To evaluate the efficacy and safety of 0.1 mmol/kg gadodiamide administration for contrast-enhanced magnetic resonance angiography (MRA) in detecting hemodynamically relevant renal artery stenosis (RAS) when compared with intraarterial digital subtraction angiography (IA-DSA) as the gold standard.

In a multicenter, controlled study, 395 patients with suspected or known RAS were included. Three independent readers evaluated the MRA images. Two readers evaluated the IA-DSA images and subsequently achieved consensus. The sensitivities and specificities of gadodiamide-enhanced MRA were analyzed at the per-patient and per-vessel levels (exact 1-sided binomial test at alpha = 0.025 with 95% confidence interval).
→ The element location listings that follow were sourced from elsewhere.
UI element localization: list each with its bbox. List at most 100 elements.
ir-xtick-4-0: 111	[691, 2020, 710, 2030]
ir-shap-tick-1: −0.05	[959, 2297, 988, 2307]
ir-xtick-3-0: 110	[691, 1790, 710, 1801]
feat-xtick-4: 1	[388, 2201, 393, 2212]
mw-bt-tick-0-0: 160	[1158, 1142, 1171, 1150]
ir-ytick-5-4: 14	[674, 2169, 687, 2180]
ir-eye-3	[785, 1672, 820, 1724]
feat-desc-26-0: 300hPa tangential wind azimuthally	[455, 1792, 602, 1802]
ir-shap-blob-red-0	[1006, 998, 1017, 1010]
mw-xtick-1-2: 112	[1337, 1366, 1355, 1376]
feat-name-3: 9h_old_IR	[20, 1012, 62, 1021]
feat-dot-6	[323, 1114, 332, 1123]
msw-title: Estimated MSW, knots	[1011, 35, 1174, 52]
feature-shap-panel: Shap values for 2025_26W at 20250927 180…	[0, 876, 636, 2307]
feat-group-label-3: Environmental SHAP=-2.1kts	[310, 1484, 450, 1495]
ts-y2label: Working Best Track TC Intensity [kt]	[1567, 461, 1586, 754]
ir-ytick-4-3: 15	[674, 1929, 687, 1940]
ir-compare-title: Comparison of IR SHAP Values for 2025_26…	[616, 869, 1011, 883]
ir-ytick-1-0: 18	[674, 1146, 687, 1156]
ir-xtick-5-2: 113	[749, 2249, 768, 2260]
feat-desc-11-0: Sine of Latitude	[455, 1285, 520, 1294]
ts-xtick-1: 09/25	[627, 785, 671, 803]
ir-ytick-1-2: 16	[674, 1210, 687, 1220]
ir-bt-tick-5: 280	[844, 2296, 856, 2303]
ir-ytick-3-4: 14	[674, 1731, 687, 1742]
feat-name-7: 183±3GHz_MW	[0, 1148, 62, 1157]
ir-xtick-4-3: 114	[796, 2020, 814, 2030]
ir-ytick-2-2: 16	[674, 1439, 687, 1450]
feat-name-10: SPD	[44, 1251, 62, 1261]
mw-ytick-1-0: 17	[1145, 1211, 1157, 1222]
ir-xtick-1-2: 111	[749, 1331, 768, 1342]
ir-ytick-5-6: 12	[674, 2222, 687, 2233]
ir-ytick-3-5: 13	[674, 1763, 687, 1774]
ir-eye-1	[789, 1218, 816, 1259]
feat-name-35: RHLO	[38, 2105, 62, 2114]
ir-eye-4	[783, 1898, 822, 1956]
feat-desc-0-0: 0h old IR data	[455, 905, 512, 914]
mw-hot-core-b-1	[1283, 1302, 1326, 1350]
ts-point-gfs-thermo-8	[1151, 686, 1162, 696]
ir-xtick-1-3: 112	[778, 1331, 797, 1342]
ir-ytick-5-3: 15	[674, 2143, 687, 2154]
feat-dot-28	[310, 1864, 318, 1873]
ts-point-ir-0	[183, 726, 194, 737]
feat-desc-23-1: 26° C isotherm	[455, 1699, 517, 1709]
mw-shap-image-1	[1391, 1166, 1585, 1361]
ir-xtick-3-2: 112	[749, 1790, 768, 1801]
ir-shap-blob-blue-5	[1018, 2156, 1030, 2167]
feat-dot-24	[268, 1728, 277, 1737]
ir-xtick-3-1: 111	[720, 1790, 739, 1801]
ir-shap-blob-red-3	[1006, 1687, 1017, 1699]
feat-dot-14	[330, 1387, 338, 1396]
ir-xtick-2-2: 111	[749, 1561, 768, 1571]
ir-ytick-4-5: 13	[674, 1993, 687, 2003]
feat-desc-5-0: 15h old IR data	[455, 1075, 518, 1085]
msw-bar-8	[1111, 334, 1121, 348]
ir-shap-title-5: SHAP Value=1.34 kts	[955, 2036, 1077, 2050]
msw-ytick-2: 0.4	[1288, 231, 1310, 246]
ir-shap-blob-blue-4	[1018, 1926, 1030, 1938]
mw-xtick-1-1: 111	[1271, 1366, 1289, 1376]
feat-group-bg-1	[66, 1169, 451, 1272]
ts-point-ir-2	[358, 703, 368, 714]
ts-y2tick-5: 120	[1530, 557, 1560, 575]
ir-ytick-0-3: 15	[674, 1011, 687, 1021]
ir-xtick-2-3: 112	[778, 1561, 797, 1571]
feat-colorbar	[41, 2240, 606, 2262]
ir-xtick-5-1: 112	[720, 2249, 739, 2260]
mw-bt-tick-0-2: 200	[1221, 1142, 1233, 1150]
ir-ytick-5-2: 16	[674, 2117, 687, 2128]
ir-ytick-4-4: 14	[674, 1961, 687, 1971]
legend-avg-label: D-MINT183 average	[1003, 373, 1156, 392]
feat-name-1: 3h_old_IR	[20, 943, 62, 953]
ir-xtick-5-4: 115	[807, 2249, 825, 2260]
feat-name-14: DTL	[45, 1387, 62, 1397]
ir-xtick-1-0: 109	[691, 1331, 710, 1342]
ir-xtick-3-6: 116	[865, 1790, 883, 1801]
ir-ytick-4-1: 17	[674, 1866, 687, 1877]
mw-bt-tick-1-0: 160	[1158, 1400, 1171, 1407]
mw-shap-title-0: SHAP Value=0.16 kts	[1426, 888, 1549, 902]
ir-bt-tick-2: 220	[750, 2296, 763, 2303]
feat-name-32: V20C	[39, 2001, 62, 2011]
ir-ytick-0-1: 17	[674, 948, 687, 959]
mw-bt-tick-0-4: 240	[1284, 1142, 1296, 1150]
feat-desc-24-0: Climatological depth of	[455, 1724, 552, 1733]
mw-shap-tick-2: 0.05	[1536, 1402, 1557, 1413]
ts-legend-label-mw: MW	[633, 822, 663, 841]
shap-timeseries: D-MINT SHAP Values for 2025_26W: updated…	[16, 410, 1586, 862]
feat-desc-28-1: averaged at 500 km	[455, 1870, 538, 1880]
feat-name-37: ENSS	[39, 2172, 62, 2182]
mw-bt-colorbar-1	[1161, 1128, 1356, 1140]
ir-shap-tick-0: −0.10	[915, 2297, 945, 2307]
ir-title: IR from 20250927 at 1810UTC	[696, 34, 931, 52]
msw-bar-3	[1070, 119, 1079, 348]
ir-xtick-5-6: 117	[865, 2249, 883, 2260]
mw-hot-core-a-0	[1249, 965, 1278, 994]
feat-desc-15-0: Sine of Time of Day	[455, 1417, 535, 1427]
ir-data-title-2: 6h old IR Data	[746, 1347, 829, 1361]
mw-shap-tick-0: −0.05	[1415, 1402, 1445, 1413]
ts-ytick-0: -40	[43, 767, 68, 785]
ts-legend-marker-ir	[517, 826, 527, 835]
A total of 335 patients who had available standard of truth and MRA tests were included in the all-subjects efficacy population: 55.5% (186/335) men and 44.5% women with a mean age of 63 +/- 13 years (range 17-85 years). The sensitivities and specificities ranged from 81% to 86% for all independent readers at the per-patient analysis based on subjects with the diagnostic images. Similar results were achieved with per-vessel level analysis. Fewer than 1% of patients had adverse event associated with gadodiamide administration. There were no cases of nephrogenic systemic fibrosis (NSF) reported.

Gadodiamide administration at the labeled dose of 0.1 mmol/kg for contrast-enhanced MRA achieved equivalent results compared to IA-DSA in evaluation of RAS and was well tolerated.